Pasukan kemudian diambil alih oleh Ibnu Rawahah. Ia menerjang lawannya dari muka dan ke belakang, ke kiri dan ke kanan tanpa ragu-ragu dan perduli. Sekarang setelah menjadi panglima seluruh pasukan yang akan dimintai tanggung jawabnya atas hidup mati pasukannya, setelah terlihat kehebatan tentara romawi seketika seolah terlintas rasa kecut dan ragu-ragu pada dirinya. Tetapi saat itu hanya sekejap, kemudian ia membangkitkan seluruh semangat dan kekutannya dan melenyapkan semua kekhawatiran dari dirinya, sambil berseru: “Aku telah bersumpah wahai diri, maju ke medan laga Tapi kenapa kulihat engkau menolak syurga ….. Wahai diri, bila kau tak tewas terbunuh, kau kan pasti mati Inilah kematian sejati yang sejak lama kau nanti …….Tibalah waktunya apa yang engkau idam-idamkan selama ini Jika kau ikuti jejak keduanya, itulah ksatria sejati ….!”(Maksudnya, kedua sahabatnya Zaid dan Ja’far yang telah mendahului gugur sebagai syuhada).

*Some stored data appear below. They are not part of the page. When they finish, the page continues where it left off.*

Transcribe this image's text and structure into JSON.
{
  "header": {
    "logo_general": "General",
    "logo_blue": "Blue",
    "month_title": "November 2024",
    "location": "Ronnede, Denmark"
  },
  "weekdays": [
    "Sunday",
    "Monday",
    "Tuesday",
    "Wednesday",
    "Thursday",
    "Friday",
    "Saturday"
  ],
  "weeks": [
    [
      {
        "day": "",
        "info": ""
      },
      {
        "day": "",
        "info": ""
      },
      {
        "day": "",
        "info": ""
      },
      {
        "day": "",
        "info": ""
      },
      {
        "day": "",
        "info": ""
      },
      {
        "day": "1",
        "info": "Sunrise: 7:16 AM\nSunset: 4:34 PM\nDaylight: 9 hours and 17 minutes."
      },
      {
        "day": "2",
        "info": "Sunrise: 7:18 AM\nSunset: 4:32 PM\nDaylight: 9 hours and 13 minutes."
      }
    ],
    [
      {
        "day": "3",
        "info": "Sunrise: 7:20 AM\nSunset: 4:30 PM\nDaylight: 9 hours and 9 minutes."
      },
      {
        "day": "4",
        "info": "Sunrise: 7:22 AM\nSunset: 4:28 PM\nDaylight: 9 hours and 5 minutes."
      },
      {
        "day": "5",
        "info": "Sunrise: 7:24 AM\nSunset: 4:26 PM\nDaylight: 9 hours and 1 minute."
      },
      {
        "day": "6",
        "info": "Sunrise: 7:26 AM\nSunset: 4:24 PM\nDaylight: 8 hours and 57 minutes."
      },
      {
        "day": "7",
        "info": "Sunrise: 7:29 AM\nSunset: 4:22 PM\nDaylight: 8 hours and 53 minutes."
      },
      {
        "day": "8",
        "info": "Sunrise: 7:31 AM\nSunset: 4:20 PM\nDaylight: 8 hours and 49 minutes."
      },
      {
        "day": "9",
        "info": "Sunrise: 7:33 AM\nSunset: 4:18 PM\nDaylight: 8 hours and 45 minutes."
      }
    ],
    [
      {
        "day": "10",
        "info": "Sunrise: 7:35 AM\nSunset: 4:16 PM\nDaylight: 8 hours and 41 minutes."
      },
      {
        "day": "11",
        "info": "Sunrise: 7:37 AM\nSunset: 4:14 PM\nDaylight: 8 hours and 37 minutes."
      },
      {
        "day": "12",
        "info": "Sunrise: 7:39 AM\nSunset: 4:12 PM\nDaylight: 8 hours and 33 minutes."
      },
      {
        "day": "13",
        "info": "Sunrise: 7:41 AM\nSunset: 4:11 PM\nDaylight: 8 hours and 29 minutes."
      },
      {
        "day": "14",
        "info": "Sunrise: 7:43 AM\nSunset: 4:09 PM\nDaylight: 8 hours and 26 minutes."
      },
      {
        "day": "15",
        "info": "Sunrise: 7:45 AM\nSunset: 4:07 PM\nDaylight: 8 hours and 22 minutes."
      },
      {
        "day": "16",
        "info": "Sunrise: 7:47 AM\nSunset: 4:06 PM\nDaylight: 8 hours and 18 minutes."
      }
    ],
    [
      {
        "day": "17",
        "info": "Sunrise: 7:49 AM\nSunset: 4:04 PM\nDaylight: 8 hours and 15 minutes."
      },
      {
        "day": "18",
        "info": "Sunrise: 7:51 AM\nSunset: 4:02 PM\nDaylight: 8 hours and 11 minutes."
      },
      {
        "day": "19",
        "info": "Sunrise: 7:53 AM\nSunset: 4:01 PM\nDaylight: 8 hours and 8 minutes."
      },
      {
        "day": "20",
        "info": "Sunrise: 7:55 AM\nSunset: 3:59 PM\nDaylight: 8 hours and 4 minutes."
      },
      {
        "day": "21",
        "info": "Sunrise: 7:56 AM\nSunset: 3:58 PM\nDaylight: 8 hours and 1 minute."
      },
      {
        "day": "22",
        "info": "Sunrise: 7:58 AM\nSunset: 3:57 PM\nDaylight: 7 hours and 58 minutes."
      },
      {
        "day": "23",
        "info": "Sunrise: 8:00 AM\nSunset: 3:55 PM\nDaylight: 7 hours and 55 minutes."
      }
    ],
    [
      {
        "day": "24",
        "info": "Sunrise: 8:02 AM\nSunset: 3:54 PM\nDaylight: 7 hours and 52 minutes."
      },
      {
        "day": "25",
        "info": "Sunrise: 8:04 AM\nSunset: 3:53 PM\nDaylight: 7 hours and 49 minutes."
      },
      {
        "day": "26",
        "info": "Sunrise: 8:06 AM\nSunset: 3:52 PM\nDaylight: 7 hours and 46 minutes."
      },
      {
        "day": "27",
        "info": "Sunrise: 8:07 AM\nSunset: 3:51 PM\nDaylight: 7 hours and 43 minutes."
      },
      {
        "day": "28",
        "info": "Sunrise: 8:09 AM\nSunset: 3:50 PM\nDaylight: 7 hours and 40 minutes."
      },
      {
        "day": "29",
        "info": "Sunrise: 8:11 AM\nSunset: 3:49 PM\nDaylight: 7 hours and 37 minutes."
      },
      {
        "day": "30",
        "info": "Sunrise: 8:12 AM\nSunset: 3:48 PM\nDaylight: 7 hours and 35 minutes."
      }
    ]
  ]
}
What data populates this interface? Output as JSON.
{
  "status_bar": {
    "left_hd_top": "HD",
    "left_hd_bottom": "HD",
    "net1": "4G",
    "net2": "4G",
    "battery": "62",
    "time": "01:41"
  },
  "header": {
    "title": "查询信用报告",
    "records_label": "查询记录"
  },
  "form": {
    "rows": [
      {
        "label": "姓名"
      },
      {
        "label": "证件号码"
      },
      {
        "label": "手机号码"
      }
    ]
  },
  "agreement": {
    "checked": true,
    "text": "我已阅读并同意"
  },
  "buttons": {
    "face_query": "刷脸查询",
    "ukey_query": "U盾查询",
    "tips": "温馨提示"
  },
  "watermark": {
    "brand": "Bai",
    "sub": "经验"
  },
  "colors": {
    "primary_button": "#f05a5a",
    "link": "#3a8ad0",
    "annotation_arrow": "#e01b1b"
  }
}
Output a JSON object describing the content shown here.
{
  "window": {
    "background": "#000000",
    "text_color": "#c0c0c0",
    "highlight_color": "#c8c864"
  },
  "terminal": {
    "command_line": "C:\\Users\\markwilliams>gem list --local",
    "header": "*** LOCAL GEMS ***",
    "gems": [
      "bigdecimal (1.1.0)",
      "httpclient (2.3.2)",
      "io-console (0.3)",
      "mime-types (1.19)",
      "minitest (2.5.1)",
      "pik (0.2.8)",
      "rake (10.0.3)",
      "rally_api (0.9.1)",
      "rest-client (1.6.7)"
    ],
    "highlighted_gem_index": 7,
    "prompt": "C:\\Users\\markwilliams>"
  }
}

Para sahabat dan Rasulullah SAW tidak henti-hentinya meneteskan air mata setalah mendengar dua pemimpin pasukannya meninggal. Tangis duka. Tangis kehilangan. Kehilangan sahabat-sahabat terbaik. Kehilangan pahlawan-pahlawan pemberani. Namun bersamaan dengan tangis itu juga ada kabar gembira bagi mereka. Bahwa ketiga orang itu kini disambut para malaikat dengan penuh hormat, dijemput para bidadari, dan mendapati janji surga serta ridha Ilahi. Secara khusus kepada Ja’far bin Abu Thalib yang terbelah tubuhnya, ia dijuluki dengan Ath-Thayyar (penerbang) atau Dzul-Janahain (orang yang memiliki dua sayap) sebab Allah menganugerahinya dua sayap di surga, dan dengan sayap itu ia bisa terbang di surga sekehendaknya.

Pasukan Muslimin sadar, tidaklah mungkin menandingi pasukan sebesar pasukan Romawi tanpa siasat yang jitu. Ia lalu mengatur strategi, ditebarkan rasa takut ke diri musuh dengan selalu mengganti formasi pasukan setiap hari. Pasukan di barisan depan ditukar dibelakang, dan yang dibelakang berada didepan. Pasukan sayap kanan berganti posisi ke kiri begitupun sebaliknya.

Tujuannya adalah agar pasukan romawi mengira pasukan muslimin mendapat bantuan tambahan pasukan baru. Selain itu, khalid bin Walid mengulur-ulur waktu peperangan sampai sore hari karena menurut aturan peperangan pada waktu itu, peperangan tidak boleh dilakukan pada malam hari. Khalid memerintahkan beberapa kelompok prajurit kaum muslimin pada pagi harinya agar berjalan dari arah kejauhan menuju medan perang dengan menarik pelepah-pelepah pohon sehingga dari kejauhan terlihat seperti pasukan bantuan yang datang dengan membuat debu-debu berterbangan.

Pasukan musuh yang menyaksikan peristiwa tersebut mengira bahwa pasukan muslim benar-benar mendapatkan bala bantuan. Mereka berpikir, bahwa kemarin dengan 3000 orang pasukan saja merasa kewalahan, apalagi jika datang pasukan bantuan. Karena itu, pasukan musuh merasa takut dan akhirnya mengundurkan diri dari medan pertempuran.

Dengan kemunduran ini, berarti kemenangan untuk pasukan Muslimin. Korban dari pihak muslim hanya 12 orang (al-Bidayah wan Nihayah (4/214)), sedangkan pasukan Romawi tercatat sekitar 20.000 orang.